Schließlich tauchte vor einigen Jahren allerdings das Wrack einer ungewöhnlichen Aurelia B20 GT in den USA auf. Simon Thornley von Thornley Kelham hörte über einen Freund davon, dass die Überreste des Autos über Großbritannien nach Italien gelangen sollten. Durch gute Verbindungen gelang es ihm, in einem Zollfreilager in Southend einen ersten Blick auf diesen Lancia zu werfen und mit seiner Recherche zur Geschichte dieses Wagens zu beginnen. Aufgrund einiger Hinweise im Vorfeld und der abgesenkten Dachlinie hatte er direkt den Verdacht, hier vor dem verschollen geglaubten Bracco-Auto zu stehen. Anhand der Fahrgestellnummer und diversen Details wie den inzwischen zugespachtelten Löchern für die Haubengurte oder einem Hebel neben dem Beifahrersitz, um vom Cockpit aus unterwegs die Einstellung der Hinterachsdämpfer zu verstellen konnte er die Authentizität beweisen. Dies waren wirklich die traurigen Reste von B20-1010, nur noch von wenig Metall und diversen Metern Seil zusammengehalten. Am Heck hatten zudem Ideen eines Vorbesitzers zu einem veränderten Kofferraum nebst Rückscheibe geführt.

Nun ging es in Zusammenarbeit mit dem neuen Fahrzeugbesitzer an die Restaurierung zurück in jenen Zustand, in dem dieser Lancia 1951 mit Giovanni Bracco am Steuer am Start der Carrera Panamericana stand. Auf dem Weg dahin versuchte man soviel originale Substanz wie möglich zu erhalten.

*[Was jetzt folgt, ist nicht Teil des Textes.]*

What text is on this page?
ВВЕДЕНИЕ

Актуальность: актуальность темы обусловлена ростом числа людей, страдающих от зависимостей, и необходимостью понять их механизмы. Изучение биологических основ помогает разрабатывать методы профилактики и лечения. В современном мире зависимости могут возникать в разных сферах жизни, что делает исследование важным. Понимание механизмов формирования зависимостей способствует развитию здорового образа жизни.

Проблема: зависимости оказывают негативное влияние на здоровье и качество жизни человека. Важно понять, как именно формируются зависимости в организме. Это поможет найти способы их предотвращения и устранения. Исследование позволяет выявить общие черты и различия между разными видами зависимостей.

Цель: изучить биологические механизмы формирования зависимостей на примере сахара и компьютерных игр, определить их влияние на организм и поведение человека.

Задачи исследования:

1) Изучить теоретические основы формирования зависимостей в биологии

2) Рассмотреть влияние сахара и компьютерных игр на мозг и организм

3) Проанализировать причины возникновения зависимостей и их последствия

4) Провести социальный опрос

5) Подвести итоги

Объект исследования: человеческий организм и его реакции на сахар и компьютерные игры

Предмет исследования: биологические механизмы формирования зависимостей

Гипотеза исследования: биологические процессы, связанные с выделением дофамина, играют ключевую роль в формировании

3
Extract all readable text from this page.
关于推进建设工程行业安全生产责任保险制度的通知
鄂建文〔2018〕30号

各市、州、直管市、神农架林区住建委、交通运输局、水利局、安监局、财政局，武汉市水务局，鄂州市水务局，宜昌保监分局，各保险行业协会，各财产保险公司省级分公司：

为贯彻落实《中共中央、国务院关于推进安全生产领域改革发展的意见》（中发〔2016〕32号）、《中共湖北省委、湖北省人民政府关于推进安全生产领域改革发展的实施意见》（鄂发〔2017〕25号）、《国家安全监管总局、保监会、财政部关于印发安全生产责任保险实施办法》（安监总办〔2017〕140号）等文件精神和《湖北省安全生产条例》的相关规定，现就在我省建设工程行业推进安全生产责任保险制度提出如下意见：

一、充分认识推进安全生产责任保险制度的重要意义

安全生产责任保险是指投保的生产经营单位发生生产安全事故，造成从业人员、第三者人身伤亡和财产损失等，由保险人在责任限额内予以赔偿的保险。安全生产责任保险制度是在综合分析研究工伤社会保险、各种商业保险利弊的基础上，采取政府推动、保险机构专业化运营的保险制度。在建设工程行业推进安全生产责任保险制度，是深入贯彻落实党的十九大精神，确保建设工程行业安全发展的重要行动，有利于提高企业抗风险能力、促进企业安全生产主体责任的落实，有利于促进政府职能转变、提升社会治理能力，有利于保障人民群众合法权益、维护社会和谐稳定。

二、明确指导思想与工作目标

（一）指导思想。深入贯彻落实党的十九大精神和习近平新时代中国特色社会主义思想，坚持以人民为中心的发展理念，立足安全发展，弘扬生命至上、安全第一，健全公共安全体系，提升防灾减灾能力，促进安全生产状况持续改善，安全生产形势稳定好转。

Nachdem die irgendwann nach 1952 aufgetragene weiße Farbe entfernt war konnte sich das Team von Thornley Kelham an die Erkundung der Karosserieveränderungen für das abgesenkte Dach machen. Lancia hatte nicht einfach nur die Dachsäulen gekürzt und alles wieder miteinander verschweißt, sondern zusätzlich neue Formen für die C-Säulen gefunden, um den optischen Auftritt des Wagens zu verbessern. Zudem mussten einige unveränderte Teile neu beschafft werden, da sowohl der Kofferraumdeckel des Wracks als auch der Benzintank am Unterboden keine Lancia-Teile waren. Ein durchaus begabter Karosseriebauer hatte hinten Teile eines nicht bekannten anderen Autos zu einer neuen Kofferraumgestaltung an den Aurelia angeschweißt. Irgendein Vorbesitzer hatte außerdem das gesamte Interieur mit einer dicken Schicht Unterbodenschutz überzogen. Genug Arbeit also für das Team von Thornley Kelham.

Nachdem das Heck anhand von alten Bildern und langer Arbeit wieder in der korrekten Form vorhanden und durch einige Lancia-Experten abgenommen worden war, ging es an die Lackierung. Da gemeinsam mit dem Besitzer beschlossen worden war, dem Aurelia B20 GT seine exakte Geschichte wiederzugeben, ging man dabei einen ungewöhnlichen Schritt. Original ausgeliefert zeigte sich der Wagen 1951 in Schwarz, erhielt dann aber für das Rennen in Le Mans eine Umlackierung auf Rot, die italienische Rennfarbe. Bei der Carrera Panamericana startete das Auto allerdings wieder in Schwarz, war also nochmals umlackiert worden. Die restaurierte Rohkarosserie erhielt daher nach der Grundierung erst eine Lackierung in Schwarz, darüber dann in Rot und anschließend erneut in Schwarz. Mark Amis erstellte anschließend anhand alter Fotografien die Sponsorlogos und Startnummern der Carrera Panamericana frei Hand auf der Karosserie. Diese Bilder hatten auch ergeben, dass im Innenraum Sitze aus dem Lancia Ardea verbaut waren, die nun wieder im Cockpit zu finden sind. Mehr als 4.000 Arbeitsstunden steckte das Team von Thornley Kelham in rund drei Jahren in die Wiederauferstehung dieses Lancia. Diverse Erkenntnisse aus diesem Prozess nutzt man aktuell beim Aufbau von neun Exemplaren des Lancia Aurelia ‚Outlaw‘, einem außergewöhnlichen Projekt auf Basis der B20 GT, bei der jeder Kunde Einfluss auf die Farbgebung und individuelle Details nehmen kann. Unter die Haube wandert dabei ein aufgebohrter Flaminia-Motor mit Benzineinspritzung. Am Fahrwerk sitzen moderne Dämpfer und Scheibenbremsen.